However, evidence regarding its superiority relative to other active treatments has been less consistent. Outcomes in which relapse prevention may hold particular promise include reducing severity of relapses, enhanced durability of effects, and particularly for patients at higher levels of impairment along dimensions such as psychopathology or dependence severity21. Many factors play a role in a person’s decision to misuse legal or illegal psychoactive substances, and different schools of thinking assign different weight to the role each factor plays.
It’s possible to predict that some events—parties, other social events—may be problematic. It’s wise to create in advance a plan that can be enacted on the spot—for example, pre-arranging for a friend or family member to pick you up if you text or call. A better understanding of one’s motives, one’s vulnerabilities, and one’s strengths helps to overcome addiction. The dynamic model of relapse takes many of the RREP criticisms into account. Ecological momentary assessment, either via electronic device or interactive voice response methodology, could provide the data necessary to fully test the dynamic model of relapse19.
Cognitive therapy for anorexia nervosa
The risk of relapse is greatest in the first 90 days of recovery, a period when, as a result of adjustments the body is making, sensitivity to stress is particularly acute while sensitivity to reward is low. It reflects the difficulty of resisting a return to substance use in response to what may be intense cravings but before new coping strategies have been learned and new routines have been established. For that reason, some experts prefer not to use the term “relapse” but to use more morally neutral terms such as “resumed” use or a “recurrence” of symptoms. Negative emotional states, such as anxiety, depression, anger, boredom are often dealt with by using substances, interpersonal conflicts that the person cannot cope with effectively or resolve and the social -pressure to use a substance31.
The revised dynamic model of relapse also takes into account the timing and interrelatedness of risk factors, as well as provides for feedback between lower- and higher-level components of the model. For example, based on the dynamic model it is hypothesized that changes in one risk factor (e.g. negative affect) influences changes in drinking behavior and that changes in drinking also influences changes in the risk factors. The dynamic model of relapse has generated enthusiasm among researchers and clinicians who have observed these processes in their data and their clients. Not all addictions can be treated with abstinence, and it is not always possible or healthy to avoid certain behaviors for the long term. Sometimes, “abstinence-based treatment” is used to refer to “drug free” treatment, with the ultimate goal of transitioning a person with substance misuse issues to stop using any drug. In extreme cases and in many cases of opioid addiction, this method has proven unreliable, as drugs such as Buprenorphine may be prescribed to help people abstain from the drug they misuse, allowing them to maintain a functional lifestyle.
Cognitive behavioural interventions in addictive disorders
The AVE was introduced into the substance abuse literature within the context of the “relapse process” (Marlatt & Gordon, 1985, p. 37).
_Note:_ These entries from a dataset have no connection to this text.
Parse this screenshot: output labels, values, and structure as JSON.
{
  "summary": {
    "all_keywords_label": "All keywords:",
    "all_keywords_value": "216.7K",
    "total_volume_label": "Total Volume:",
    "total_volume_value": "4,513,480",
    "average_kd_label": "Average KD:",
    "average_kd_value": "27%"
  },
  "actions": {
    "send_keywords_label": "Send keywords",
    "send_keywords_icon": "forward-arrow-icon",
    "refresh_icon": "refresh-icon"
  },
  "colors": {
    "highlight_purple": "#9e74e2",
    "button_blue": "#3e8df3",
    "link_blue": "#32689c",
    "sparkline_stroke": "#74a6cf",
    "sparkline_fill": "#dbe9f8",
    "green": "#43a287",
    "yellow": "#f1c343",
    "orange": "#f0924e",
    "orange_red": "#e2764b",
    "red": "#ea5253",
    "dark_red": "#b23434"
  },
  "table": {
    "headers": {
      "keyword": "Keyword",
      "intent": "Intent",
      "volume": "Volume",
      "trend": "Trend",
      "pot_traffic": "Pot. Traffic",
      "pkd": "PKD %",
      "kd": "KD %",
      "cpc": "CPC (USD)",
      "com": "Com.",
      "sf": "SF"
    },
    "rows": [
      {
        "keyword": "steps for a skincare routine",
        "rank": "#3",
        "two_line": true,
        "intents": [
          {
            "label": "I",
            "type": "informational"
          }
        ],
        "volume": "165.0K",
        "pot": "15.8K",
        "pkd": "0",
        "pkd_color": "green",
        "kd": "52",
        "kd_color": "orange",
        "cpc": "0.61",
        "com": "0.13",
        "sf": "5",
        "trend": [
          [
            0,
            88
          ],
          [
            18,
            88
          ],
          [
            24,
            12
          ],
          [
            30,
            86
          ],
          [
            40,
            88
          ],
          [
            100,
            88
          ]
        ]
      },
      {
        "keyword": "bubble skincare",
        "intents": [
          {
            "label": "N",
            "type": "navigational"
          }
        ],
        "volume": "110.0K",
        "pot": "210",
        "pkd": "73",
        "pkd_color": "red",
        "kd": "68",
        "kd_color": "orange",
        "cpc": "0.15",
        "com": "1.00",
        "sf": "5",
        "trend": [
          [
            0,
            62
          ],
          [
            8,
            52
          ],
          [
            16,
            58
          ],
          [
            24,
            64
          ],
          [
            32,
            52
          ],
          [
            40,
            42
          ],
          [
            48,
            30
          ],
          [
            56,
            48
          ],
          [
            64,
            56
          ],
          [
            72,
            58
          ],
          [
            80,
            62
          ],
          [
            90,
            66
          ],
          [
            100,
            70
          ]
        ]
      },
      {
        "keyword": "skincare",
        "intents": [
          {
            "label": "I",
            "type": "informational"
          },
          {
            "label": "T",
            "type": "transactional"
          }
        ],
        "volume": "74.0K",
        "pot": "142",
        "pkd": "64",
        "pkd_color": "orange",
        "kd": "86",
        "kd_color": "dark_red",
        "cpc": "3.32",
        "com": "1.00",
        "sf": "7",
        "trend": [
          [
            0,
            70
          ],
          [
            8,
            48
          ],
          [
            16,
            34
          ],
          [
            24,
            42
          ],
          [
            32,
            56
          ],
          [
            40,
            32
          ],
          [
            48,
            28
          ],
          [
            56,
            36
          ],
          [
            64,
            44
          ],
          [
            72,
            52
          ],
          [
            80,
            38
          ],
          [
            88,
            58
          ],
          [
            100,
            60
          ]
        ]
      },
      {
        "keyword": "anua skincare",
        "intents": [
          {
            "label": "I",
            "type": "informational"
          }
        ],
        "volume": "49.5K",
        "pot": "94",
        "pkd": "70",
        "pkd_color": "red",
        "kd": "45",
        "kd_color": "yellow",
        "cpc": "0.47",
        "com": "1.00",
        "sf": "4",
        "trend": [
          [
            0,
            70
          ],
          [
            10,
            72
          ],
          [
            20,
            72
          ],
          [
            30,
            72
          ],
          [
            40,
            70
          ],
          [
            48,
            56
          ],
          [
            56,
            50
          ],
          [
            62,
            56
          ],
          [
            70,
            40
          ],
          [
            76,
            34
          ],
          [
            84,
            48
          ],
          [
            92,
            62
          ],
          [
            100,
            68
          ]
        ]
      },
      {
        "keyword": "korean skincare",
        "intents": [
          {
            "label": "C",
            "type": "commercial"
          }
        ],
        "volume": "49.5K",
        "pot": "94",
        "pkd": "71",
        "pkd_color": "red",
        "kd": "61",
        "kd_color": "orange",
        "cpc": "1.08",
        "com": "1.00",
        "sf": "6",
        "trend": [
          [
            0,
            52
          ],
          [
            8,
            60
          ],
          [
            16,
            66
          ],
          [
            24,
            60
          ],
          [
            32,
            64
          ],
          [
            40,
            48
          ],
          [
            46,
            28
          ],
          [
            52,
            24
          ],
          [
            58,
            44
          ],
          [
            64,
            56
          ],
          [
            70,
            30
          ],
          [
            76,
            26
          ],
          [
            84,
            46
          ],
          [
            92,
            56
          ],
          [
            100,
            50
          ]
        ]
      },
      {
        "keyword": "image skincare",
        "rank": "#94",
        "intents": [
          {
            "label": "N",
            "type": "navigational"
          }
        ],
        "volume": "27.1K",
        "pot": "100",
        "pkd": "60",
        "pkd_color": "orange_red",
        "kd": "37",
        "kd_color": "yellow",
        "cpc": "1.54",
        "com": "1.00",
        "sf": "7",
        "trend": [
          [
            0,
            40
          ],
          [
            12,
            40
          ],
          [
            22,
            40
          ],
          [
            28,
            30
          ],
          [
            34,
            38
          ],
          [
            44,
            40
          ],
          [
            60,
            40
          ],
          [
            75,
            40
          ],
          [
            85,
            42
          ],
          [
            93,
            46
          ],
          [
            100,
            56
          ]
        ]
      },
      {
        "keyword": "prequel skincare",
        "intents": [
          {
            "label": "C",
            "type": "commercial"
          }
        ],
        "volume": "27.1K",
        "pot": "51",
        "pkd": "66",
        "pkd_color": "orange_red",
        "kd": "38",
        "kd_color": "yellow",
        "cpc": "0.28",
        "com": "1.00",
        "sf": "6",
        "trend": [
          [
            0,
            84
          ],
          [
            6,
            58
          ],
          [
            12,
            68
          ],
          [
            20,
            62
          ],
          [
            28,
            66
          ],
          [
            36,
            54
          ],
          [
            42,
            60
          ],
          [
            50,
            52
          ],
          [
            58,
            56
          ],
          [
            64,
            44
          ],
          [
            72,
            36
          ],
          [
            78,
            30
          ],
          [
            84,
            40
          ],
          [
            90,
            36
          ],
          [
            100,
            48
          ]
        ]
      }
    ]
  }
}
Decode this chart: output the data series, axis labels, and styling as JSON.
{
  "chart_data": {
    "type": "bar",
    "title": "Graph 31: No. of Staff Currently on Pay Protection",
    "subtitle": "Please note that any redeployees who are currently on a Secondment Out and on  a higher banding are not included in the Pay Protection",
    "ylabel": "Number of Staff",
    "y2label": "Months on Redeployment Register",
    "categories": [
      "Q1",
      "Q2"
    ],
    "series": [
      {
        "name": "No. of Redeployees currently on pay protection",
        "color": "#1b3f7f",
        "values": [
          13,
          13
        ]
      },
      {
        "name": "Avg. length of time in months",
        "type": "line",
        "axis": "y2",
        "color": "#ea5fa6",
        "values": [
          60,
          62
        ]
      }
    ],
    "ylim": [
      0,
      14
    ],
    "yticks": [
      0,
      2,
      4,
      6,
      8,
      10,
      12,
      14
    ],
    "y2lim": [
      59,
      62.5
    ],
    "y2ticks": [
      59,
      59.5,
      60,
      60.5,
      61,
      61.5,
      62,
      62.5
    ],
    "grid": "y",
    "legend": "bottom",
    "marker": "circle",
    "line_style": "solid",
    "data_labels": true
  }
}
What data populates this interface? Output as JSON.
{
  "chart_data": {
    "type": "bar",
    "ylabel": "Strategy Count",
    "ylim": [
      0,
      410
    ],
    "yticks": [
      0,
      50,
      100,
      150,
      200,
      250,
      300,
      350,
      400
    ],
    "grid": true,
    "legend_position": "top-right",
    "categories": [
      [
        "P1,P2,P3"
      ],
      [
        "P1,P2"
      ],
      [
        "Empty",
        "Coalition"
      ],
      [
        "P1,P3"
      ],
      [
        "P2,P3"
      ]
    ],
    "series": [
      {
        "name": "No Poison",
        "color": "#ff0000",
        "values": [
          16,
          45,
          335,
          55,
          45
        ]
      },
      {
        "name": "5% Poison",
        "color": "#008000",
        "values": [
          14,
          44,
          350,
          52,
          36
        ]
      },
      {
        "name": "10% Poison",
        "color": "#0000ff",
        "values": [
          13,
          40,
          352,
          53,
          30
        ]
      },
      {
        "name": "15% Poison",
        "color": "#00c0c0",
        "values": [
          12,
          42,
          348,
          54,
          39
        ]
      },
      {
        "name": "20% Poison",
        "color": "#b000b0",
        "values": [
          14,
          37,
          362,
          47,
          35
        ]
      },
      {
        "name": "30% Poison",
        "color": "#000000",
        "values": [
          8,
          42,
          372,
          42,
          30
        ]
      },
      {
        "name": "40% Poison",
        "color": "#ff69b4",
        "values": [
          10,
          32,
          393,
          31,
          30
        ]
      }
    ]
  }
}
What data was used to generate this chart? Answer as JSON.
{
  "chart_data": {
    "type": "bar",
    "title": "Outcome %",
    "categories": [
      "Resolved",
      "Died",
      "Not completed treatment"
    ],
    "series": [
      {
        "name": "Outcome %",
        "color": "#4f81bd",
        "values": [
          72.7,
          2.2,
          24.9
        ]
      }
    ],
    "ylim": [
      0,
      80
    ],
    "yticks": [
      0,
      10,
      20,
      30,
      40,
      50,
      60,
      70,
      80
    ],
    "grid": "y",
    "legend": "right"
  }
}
Relapse has been variously defined, depending on theoretical orientation, treatment goals, cultural context, and target substance (Miller, 1996; White, 2007). It is, however, most commonly used abstinence violation effect definition to refer to a resumption of substance-use behavior after a period of abstinence from substances (Miller, 1996). The term relapse may be used to describe a prolonged return to substance use, whereas lapsemay be used to describe discrete,… People in addiction recovery often experience drug cravings when they go through stress.
The transition from slip or lapse to relapse involves the “abstinence violation effect,” which results from a state of cognitive dissonance regarding the nonabstinent behavior and the individual’s image of being abstinent. This dissonance can be reduced by either changing the behavior or changing the image, and characteristically in this population is resolved by the latter. Internal and stable attributes for the slip also lead to further lapse behavior.